Oil: ‘Dive’ over 4% per week

Oil prices closed higher on Friday, after a session of strong volatility, but on a weekly basis, US crude fell more than 4%.

“This week’s volatility is due to confusion about what to do with Russian oil exports,” said Manish Raj, chief financial officer of Velandera Energy Partners. He noted that all eyes are on the volume of Russia’s oil exports and reservations for April and May, which so far “have not found many buyers.”

“If the Russians do not find a way to circumvent the sanctions, oil prices will experience new highs,” Raj said.

“I expect more volatility. There is still a lot of uncertainty out there,” said Justin Smirk, chief economist at Westpac.
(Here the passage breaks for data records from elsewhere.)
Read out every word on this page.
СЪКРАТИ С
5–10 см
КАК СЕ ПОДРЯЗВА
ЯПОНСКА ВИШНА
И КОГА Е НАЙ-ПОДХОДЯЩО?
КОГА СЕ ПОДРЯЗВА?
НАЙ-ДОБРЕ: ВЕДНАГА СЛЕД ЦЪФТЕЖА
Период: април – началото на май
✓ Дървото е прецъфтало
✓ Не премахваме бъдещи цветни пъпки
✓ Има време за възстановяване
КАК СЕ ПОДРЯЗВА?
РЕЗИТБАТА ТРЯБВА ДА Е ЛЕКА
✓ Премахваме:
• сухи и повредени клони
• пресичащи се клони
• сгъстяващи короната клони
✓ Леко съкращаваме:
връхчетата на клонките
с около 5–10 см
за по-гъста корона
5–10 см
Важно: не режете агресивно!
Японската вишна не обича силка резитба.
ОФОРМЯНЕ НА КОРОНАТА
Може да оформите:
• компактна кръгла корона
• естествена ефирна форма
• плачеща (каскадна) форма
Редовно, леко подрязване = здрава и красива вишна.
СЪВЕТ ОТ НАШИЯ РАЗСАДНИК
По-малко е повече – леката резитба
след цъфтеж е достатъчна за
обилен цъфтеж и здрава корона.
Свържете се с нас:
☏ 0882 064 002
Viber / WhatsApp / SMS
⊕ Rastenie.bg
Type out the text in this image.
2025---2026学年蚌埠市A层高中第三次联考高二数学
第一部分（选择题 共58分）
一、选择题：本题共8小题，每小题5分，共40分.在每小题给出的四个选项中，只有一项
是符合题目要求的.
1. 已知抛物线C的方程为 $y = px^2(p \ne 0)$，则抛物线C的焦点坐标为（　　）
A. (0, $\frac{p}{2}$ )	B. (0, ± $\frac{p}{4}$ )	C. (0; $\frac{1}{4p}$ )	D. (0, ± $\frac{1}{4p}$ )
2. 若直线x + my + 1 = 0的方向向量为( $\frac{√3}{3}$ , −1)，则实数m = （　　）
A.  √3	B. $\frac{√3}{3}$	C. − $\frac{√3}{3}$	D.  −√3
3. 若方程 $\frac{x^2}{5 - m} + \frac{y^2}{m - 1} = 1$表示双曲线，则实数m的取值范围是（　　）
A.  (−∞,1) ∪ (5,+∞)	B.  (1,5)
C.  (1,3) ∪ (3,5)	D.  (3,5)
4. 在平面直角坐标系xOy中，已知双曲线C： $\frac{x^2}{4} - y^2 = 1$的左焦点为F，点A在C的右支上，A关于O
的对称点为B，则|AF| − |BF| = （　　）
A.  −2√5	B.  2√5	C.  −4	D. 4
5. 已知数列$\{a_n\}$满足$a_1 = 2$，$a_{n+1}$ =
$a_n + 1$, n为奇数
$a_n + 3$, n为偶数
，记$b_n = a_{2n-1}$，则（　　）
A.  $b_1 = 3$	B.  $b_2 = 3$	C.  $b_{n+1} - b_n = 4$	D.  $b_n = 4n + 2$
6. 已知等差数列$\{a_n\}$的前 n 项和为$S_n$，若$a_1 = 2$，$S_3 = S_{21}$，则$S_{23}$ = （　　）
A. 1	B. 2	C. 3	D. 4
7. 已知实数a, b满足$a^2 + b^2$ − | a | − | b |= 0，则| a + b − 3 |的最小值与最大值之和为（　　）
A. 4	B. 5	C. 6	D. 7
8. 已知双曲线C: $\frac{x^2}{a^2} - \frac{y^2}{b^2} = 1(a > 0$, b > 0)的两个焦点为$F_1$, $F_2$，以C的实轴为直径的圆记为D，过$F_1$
This week’s ups and downs are mainly due to shrinking supply due to sanctions on Russia, nuclear talks with Iran, declining stocks and concerns about rising coronavirus cases in China, developments that have hit demand.

Analysts at RBC Capital say the losses in Russian oil exports are likely to prove to be long-lasting and that there will be little potential for compensation.

In this climate, the West Texas Intermediate April delivery was up $ 1.72, or 1.7%, at $ 104.70 a barrel on the New York Mercantile Exchange. During the week, oil lost 4.2%, according to FactSet.

The Brent oil climbed by $ 1.29 or 1.2% on Friday, with the price reaching $ 107.93 a barrel, but in the week it recorded losses of 4.2%.